The code in slm directory is used to build a back-off based n-gram statistical language model,
You could build the utilities as following steps:
$ ./autogen.sh --prefix=/usr
build: all compiled utilities (as their object files) are located in this directory, e.g., ids2ngram, slmbuild etc. By checking the Makefile.am in this folder, you could know how to build the slm and lexicon files step by step.
$ export LC_ALL=zh_CN.UTF-8
Since the dictionaries and raw corpus are in UTF-8 encoding, so please set your locale to any UTF-8 locale before we proceed.
$ make test_corpus (or real_corpus)
This target is to create a symbol link to corpus.utf8. You could manually create it.
$ make trigram
This target is to produce a trigram language model.
- Use mmseg (the forward maximum matching segmenting), to tokenize the raw corpus basing the dictionary, and output the word IDs to a file (../swap/lm_sc.ids).

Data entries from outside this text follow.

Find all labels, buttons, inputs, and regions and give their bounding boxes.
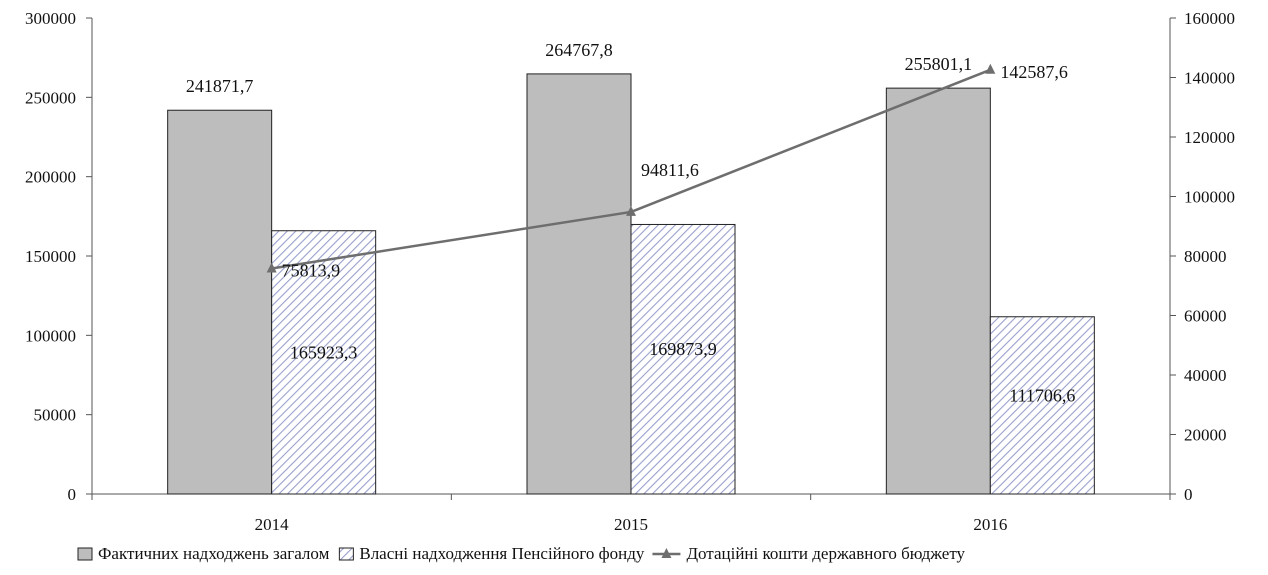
data-label-subsidy: 75813,9 <box>282 260 341 280</box>
y2-tick-label: 60000 <box>1184 307 1227 326</box>
legend-label-subsidy: Дотаційні кошти державного бюджету <box>686 544 965 563</box>
data-label-own-revenue: 165923,3 <box>290 342 358 362</box>
y2-tick-label: 120000 <box>1184 128 1235 147</box>
legend-swatch-own-revenue <box>338 547 354 561</box>
bar-total <box>526 73 632 495</box>
bar-own-revenue <box>630 223 736 495</box>
y-tick-label: 250000 <box>25 88 76 107</box>
y2-tick-label: 0 <box>1184 485 1193 504</box>
legend-swatch-total <box>77 547 93 561</box>
y-tick-label: 50000 <box>34 406 77 425</box>
data-label-total: 264767,8 <box>545 40 613 60</box>
bar-own-revenue <box>271 230 377 495</box>
axes: 0 50000 100000 150000 200000 250000 300000 0 200… <box>25 9 1235 534</box>
legend-label-total: Фактичних надходжень загалом <box>98 544 330 563</box>
x-tick-label: 2014 <box>255 515 290 534</box>
bar-total <box>885 87 991 495</box>
marker-subsidy <box>266 262 277 273</box>
bar-total <box>167 109 273 495</box>
y2-tick-label: 160000 <box>1184 9 1235 28</box>
legend-marker-subsidy <box>661 548 672 558</box>
y-tick-label: 200000 <box>25 168 76 187</box>
data-label-own-revenue: 169873,9 <box>649 339 717 359</box>
y2-tick-label: 140000 <box>1184 69 1235 88</box>
x-tick-label: 2016 <box>973 515 1007 534</box>
line-series <box>266 63 996 273</box>
y2-tick-label: 100000 <box>1184 188 1235 207</box>
data-label-subsidy: 94811,6 <box>641 160 699 180</box>
y2-tick-label: 40000 <box>1184 366 1227 385</box>
data-label-subsidy: 142587,6 <box>1000 62 1067 82</box>
y2-tick-label: 80000 <box>1184 247 1227 266</box>
y-tick-label: 150000 <box>25 247 76 266</box>
bars <box>167 73 1095 495</box>
bar-own-revenue <box>989 316 1095 495</box>
marker-subsidy <box>626 205 636 216</box>
x-tick-label: 2015 <box>614 515 648 534</box>
legend-label-own-revenue: Власні надходження Пенсійного фонду <box>359 544 645 563</box>
marker-subsidy <box>985 63 996 74</box>
data-label-own-revenue: 111706,6 <box>1009 385 1075 405</box>
data-labels: 241871,7 165923,3 264767,8 169873,9 255801,1… <box>186 40 1076 405</box>
y2-tick-label: 20000 <box>1184 426 1227 445</box>
y-tick-label: 300000 <box>25 9 76 28</box>
data-label-total: 241871,7 <box>186 76 254 96</box>
y-tick-label: 0 <box>68 485 77 504</box>
data-label-total: 255801,1 <box>905 54 973 74</box>
y-tick-label: 100000 <box>25 326 76 345</box>
legend: Фактичних надходжень загалом Власні надхо… <box>77 544 966 563</box>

- Use ids2ngram to count all occurrence numbers for every trigram, and output the result to a file. Take the following sentence as an example, 'ABCEBCA。', the trigrams we could get are (<S> A B), (A B C), (B C E) ... ( B C A), (C A 。), (A '。' </S>). (<S> and </S> stand for start and end of sentence separately.)
- Use slmbuild to construct a back-off trigram language model, but not pruned yet.
- Use slmprune to prune the trigram model, with an Entropy-based algorithm.
- Use slmthread to thread the language model, to speed up the locating of back-off states. And save the final output to ../data/lm_sc.t3g。
$ make bs_trigram
This target is similar with the above one, the only difference is it use slmseg to do the segmentation, it utilizes the language model we just got (segmented by FMM), to re-segment the raw corpus. That could improve the accuracy of language model.
$ make lexicon
According to the unigram information in the generated language model, process the dictionary file, and get a lexicon file (a trie indexed by pinyin characters) that supports incomplete pinyin.
We will introduce the code in details later.